Charlene got given her own guitar when she was five, played her first open mic night when she was eight and was a regular on the circuit by the time she was 10. She was 14 – and a convert to the transforming powers of psychedelic drugs – when she wrote ‘Stars Shoot By’, the song, she says, that turned her from a passable pop singer into a proper songwriter. In 2006 she released the ‘Lemonade’ EP, which in its contrasting shades of light and dark set the stage for two very different Charlene Soraias: the girl who likes to pick flowers and run through fields in frilly dresses, and the one who wants to float through the blackest fathoms of space watching planets being born.

“There are two sides to my music,” she says. “There’s the folky, idyllic side that comes out in songs like ‘Daffodils’ and ‘Lemonade’, and there’s the cosmic night time side, songs like ‘Jupiter’ and ‘Postcards From iO’. Although I actually thought Jupiter was the one with rings around it until recently.
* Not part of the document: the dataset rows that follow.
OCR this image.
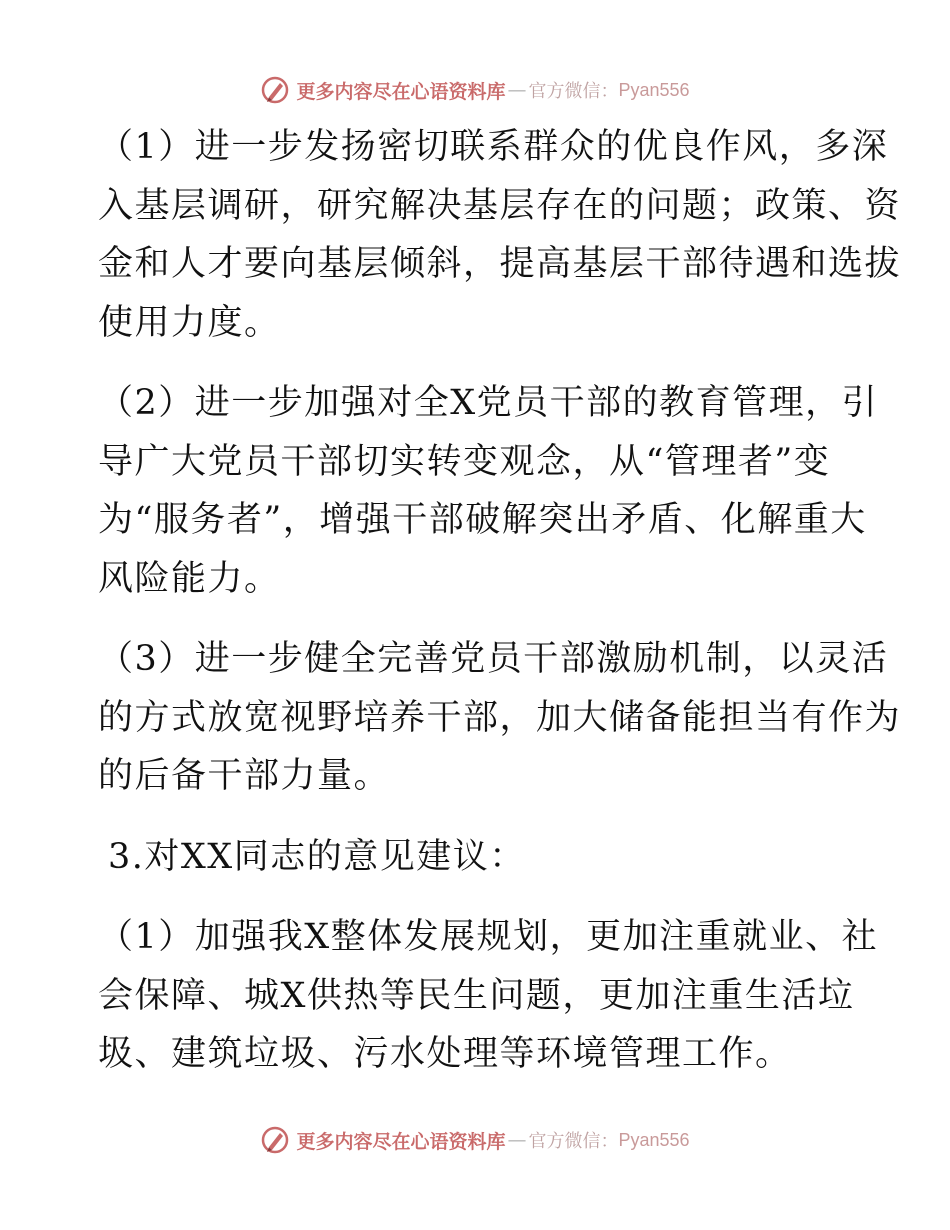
更多内容尽在心语资料库 — 官方微信： Pyan556

（1）进一步发扬密切联系群众的优良作风，多深
入基层调研，研究解决基层存在的问题；政策、资
金和人才要向基层倾斜，提高基层干部待遇和选拔
使用力度。

（2）进一步加强对全X党员干部的教育管理，引
导广大党员干部切实转变观念，从“管理者”变
为“服务者”，增强干部破解突出矛盾、化解重大
风险能力。

（3）进一步健全完善党员干部激励机制，以灵活
的方式放宽视野培养干部，加大储备能担当有作为
的后备干部力量。

3.对XX同志的意见建议：

（1）加强我X整体发展规划，更加注重就业、社
会保障、城X供热等民生问题，更加注重生活垃
圾、建筑垃圾、污水处理等环境管理工作。

更多内容尽在心语资料库 — 官方微信： Pyan556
I also thought Io was the moon made of ice, but apparently that’s Ganymede. I guess ‘Io’ just sounds more like ‘ice’. ‘Ganymede’ sounds like a venereal disease.”

Patrick Moore will sleep easy tonight. Mariah Carey, however, may lie less peacefully on the perfumed pile of money she calls a bed, for the preening diva of dog-bothering octaves has a young contender hot on her heels, and Charlene has a secret weapon when it comes to hitting the high notes.

“I’ve got a little man with a needle who lives in my pocket, and there’s a tiny piano tattooed on my leg. Whenever I want to hit a high note I just give him a prod and he pinpricks the right one. It works every time.”

She also knows where to obtain excellent shrooms. The two facts may be related.